Wednesday, February 24, 2010

Recent Acquisitions

RECEIVING, FEB. 23 - Recent Acquisitions:

1. Wiz shoes

I haven't bought a new pair of running shoes in 22 years. My last pair, a set of solid, pre-boycott, rubber & durabuck Nikes, caught me some guff from people who felt I should toss perfectly good shoes lest I give the Nike swoosh any extra publicity. I stood firm and wore the shoes into the ground. Shopping last week, I found myself secretly happy that Nike's child labor mishaps have made my choice one brand easier. I'd forgotten how unpleasant shoe shopping is.

So unpleasant, in fact, that I bought the store's gaudiest pair of nonleather running sneakers just to get out of there. These Asics gels were made in China, which, in 2010, could mean just about any range of labor conditions. The harsh metallic colors are listed as "copper" and "lightning black". When I wear them I feel like an extra in Sidney Lumet's "The Wiz". That's fine, except when I'm wheezing on a streetcorner 1/9th of a mile from my house, hoping that when my heart explodes it won't get gore all over my fancy new shoes.

2. Chuckles

Anyone who enjoys life needs to make at least one pilgrimage to Galco's Soda store in Highland Park. It's exactly what it sounds like - a store that sells almost nothing but soda. The prices are cheap and there are all sorts of weird little brands from distant pockets of America and/or distant pockets of America's past.

I have only one complaint with the place: Mission Creep. A soda store excels when it sells only soda. Why, also, offer two huge bins of gloriously outdated candy? Why then stock the bins with Chuckles, the nemesis of my youth (and teens and early 20's)? Beverages, after all, are deemed honorable by society; there's a reason why Sprite made a catchphrase of "Obey Your Thirst" while nobody cashed in on "Obey Your Hunger". I left Galco's with several dozen tinkling bottles of micro-root beers and watercress sarsaparilla, and I didn't get the feeling that anyone was judging me. I did very much feel that I was being judged as I then quickly chain-scarfed 3 sets of Chuckles - that's 15 little jelly tombstones - in the car outside.

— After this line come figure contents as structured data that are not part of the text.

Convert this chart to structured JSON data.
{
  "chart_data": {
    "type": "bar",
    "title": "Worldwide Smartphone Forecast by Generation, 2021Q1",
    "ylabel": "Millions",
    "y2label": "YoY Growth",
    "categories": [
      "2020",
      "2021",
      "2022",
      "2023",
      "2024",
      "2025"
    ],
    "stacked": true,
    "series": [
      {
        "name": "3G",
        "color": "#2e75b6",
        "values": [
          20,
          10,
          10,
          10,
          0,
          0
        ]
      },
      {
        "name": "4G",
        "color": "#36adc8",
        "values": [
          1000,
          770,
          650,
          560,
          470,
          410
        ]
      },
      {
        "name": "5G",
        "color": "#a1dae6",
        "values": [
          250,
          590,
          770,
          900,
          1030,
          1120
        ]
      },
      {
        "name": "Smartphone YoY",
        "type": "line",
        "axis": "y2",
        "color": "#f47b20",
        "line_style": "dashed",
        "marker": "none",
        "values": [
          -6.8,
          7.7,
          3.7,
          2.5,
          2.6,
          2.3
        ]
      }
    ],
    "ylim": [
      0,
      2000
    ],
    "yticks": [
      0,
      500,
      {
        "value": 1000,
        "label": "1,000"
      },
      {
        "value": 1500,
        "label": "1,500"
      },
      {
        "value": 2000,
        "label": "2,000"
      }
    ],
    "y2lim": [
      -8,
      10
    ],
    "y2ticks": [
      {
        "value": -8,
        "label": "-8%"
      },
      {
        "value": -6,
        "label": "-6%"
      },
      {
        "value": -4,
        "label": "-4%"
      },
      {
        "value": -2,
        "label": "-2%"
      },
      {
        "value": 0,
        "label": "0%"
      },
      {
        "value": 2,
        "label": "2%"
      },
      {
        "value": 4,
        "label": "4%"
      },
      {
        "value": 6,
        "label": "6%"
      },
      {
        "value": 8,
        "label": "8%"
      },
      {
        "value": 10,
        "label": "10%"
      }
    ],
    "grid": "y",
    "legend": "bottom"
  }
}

3. The Haunting Of Hill House

Last week, I caught the first 90 seconds of Michael Haneke's "The White Ribbon" at The Landmark. It wasn't the movie for me. The theater staff gave me a refund, leaving another 142 minutes to kill before my companions exited. So I walked over to Barnes & Noble and found this paperback on the shelves.

Shirley Jackson has constructed the greatest opening paragraph of any book in the English language. But it's a little sad that the setup, brilliant as it is, strips all the mystery from the tale at the outset. Will there be a disgruntled chauffer in a rubber monster mask at the end of the book? Read the first two sentences and find out. Don't most successful ghost stories require at least a little of that tension between X-Files creepiness and Scooby Doo cynicism?

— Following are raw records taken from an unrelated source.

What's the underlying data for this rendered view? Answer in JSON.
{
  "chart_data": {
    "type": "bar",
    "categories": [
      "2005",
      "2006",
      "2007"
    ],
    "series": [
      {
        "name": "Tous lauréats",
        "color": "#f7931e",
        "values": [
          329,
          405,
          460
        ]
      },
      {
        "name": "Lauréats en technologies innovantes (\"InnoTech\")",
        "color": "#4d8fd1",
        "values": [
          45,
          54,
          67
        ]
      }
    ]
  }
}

4. Memories of disgusting meal

Speaking of cynical creepiness, we made the trek to Riley's Farm two weekends ago. This is the "living history" site located in Oak Glen / Yucaipa, a hillside town of gnarled, evil trees that apparently bear fruit in the summer. To get there, one has to drive far, far east, past San Bernardino, past even Riverside, up into the Mountains of Nowhere.

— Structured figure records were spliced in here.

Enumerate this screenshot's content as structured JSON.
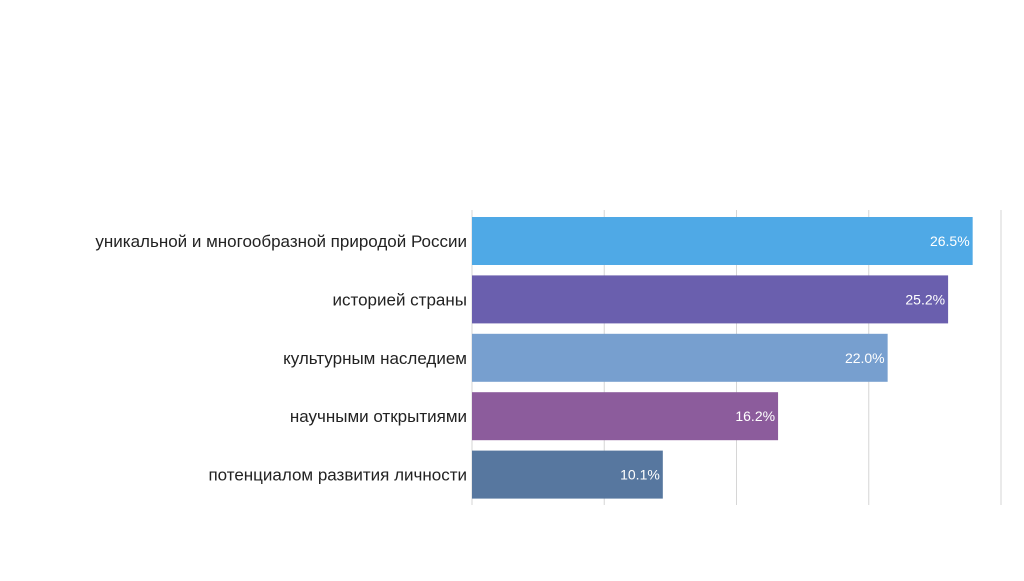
{
  "chart_data": {
    "type": "bar",
    "orientation": "horizontal",
    "categories": [
      "уникальной и многообразной природой России",
      "историей страны",
      "культурным наследием",
      "научными открытиями",
      "потенциалом развития личности"
    ],
    "values": [
      26.5,
      25.2,
      22.0,
      16.2,
      10.1
    ],
    "value_labels": [
      "26.5%",
      "25.2%",
      "22.0%",
      "16.2%",
      "10.1%"
    ],
    "bar_colors": [
      "#4fa9e6",
      "#6a5fae",
      "#779fcf",
      "#8c5c9c",
      "#57779f"
    ],
    "xlim": [
      0,
      28
    ],
    "grid": true,
    "title": "",
    "xlabel": "",
    "ylabel": ""
  }
}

Riley's Farm is unique because it celebrates east coast history. Its brochure promises red coats and civil war reenactors. Except for the occasional gold rush prospector and big band WW2 blowouts, there's not much to do with California. The brochure seemed to further promise a reenactment of Patrick Henry's "Give Me Liberty" speech. Since I'd never really heard of any historical site that borrowed its history from somewhere else, this place seemed kind of mandatory.

I don't want to wound the fragile Oak Glen / Yucaipa economy by writing anything bad about the place. After quickly ascertaining that we'd missed the main tour and that no Patrick Henry speech would be forthcoming, we settled in for lunch. I ordered a plate of stilton cheese with bread, sat through 20 minutes of dreadful 18th century guitar, and was eventually brought this;


I mention this on a public blog only because I want credit for doing the right thing (eating a few polite bites, leaving a tip) and not the wrong thing (throwing the salty, dung-colored slop to the floor and doing the goddamn Patrick Henry speech my own self). Exiting through the back door, I passed an unguarded revolutionary war jacket that I also want credit for not taking, despite the fact that I badly wanted and deserved it.